Walker’s included on this list because he has yet to get in and this is his last year of eligibility. The odds are he won’t be voted in this year, but it wouldn’t be shocking to see the Veteran’s Committee sneak him in a few years down the line (especially considering that many less-worthy players have been inducted).

Roger Clemens and Barry Bonds

Without the taint of PED accusations leveled against them, these two would be regarded as baseball royalty and Hall of Fame locks. They were both, quite simply, two of the greatest to ever play the game.

Clemens redefined the power pitcher as a dominant force from the 1980s through the 2000s. Bonds, already one of baseball’s greatest offensive players, saw a late career surge in which he passed Hank Aaron as baseball’s all-time home run leader.
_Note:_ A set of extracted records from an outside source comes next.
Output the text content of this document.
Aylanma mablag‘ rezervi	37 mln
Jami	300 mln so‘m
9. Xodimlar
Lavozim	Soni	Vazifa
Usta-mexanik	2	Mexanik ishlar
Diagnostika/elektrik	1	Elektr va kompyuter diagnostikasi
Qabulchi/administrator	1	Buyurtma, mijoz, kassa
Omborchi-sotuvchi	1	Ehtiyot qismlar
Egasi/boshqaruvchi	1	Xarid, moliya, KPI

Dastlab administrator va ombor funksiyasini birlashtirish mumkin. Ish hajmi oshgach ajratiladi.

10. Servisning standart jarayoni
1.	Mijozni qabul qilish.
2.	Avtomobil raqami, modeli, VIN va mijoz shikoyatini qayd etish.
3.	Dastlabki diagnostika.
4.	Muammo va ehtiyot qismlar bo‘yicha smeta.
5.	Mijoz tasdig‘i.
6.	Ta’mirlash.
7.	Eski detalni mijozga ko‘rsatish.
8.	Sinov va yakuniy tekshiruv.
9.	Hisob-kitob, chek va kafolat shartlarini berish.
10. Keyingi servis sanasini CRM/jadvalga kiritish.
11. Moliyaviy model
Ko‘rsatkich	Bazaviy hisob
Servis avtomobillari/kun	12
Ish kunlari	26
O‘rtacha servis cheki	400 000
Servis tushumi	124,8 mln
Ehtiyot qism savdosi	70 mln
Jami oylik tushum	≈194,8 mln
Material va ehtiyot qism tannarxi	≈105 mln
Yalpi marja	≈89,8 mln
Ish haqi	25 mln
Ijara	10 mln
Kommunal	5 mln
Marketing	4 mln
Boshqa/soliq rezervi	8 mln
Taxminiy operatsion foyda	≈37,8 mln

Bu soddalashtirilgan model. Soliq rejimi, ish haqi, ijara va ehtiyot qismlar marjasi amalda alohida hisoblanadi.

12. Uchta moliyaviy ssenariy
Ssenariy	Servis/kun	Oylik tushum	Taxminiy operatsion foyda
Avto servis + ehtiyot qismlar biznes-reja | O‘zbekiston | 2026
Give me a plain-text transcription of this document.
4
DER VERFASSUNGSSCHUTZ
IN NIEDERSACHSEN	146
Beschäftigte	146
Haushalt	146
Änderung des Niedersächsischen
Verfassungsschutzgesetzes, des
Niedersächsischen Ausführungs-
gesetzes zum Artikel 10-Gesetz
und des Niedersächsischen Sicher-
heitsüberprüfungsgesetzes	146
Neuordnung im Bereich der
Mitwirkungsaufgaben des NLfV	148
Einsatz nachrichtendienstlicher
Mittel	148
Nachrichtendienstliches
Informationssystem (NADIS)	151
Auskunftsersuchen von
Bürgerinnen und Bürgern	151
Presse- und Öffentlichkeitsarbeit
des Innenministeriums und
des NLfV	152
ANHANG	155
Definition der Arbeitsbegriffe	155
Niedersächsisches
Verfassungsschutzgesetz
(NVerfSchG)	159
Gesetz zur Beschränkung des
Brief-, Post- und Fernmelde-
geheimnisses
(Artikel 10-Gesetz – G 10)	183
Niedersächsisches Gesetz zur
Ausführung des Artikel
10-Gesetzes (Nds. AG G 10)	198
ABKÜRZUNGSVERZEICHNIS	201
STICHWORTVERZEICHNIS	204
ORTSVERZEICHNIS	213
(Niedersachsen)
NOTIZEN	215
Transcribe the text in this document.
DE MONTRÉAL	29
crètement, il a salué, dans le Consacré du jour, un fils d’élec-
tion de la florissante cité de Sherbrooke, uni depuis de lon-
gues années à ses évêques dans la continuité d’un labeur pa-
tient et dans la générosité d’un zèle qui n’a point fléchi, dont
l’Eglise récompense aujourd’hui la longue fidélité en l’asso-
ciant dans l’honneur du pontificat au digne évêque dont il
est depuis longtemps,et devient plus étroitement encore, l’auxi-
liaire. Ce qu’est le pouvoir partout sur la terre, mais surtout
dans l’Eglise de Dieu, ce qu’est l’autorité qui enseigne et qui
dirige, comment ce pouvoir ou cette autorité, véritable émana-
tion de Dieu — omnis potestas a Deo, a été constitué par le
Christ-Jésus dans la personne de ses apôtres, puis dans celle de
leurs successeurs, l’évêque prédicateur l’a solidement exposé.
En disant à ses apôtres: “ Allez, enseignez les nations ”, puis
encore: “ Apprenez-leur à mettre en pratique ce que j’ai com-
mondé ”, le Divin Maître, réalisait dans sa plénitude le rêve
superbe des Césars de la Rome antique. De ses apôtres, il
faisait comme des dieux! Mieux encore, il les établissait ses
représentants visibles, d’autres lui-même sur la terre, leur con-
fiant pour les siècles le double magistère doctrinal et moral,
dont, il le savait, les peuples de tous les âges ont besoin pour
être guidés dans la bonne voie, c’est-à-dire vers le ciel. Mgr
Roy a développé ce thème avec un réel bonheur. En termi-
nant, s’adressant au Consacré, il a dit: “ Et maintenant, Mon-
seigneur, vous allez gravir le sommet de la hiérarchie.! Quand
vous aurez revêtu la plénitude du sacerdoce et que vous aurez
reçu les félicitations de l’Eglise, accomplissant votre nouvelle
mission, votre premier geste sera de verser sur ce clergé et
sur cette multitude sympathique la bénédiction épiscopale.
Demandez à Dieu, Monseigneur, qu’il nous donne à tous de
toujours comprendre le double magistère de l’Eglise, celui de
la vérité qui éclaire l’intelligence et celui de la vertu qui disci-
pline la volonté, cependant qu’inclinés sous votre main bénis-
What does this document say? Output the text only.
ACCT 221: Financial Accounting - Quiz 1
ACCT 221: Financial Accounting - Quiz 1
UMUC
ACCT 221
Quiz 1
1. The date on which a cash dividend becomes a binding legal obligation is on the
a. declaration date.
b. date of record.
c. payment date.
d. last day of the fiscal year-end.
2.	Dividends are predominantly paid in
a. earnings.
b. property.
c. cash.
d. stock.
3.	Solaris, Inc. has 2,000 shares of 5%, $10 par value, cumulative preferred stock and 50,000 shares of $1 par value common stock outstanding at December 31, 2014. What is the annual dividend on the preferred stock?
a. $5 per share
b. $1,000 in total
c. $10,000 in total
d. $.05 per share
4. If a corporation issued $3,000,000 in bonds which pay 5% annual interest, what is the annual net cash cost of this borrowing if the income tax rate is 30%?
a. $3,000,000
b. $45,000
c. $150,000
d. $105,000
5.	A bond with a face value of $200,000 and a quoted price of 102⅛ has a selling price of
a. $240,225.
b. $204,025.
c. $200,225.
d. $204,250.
The problem here is that there is strong evidence that both players used PEDs. The Hall of Fame case for both men has become a representation for how baseball reconciles its past of players using those PEDs. Most would agree that Bonds and Clemens are Hall of Famers without the use of drugs. But without a concrete timeline of when the PED use occurred, no one can make that distinction.

This is a tough issue, but it may find a resolution soon. Bonds and Clemens received votes on nearly 59% of the writer ballots in 2019 — well short of the 75% needed, but a step in the right direction. Bonds’ percentage went down slightly from 2018, but he has gone up steadily every year prior since he first appeared on the ballot in 2013.

Our prediction? Bonds and Clemens have until 2022 to be voted in. Their accomplishments are undeniable. They will not become Hall of Famers in 2020, but they will enter Cooperstown some day, likely in their last year of eligibility.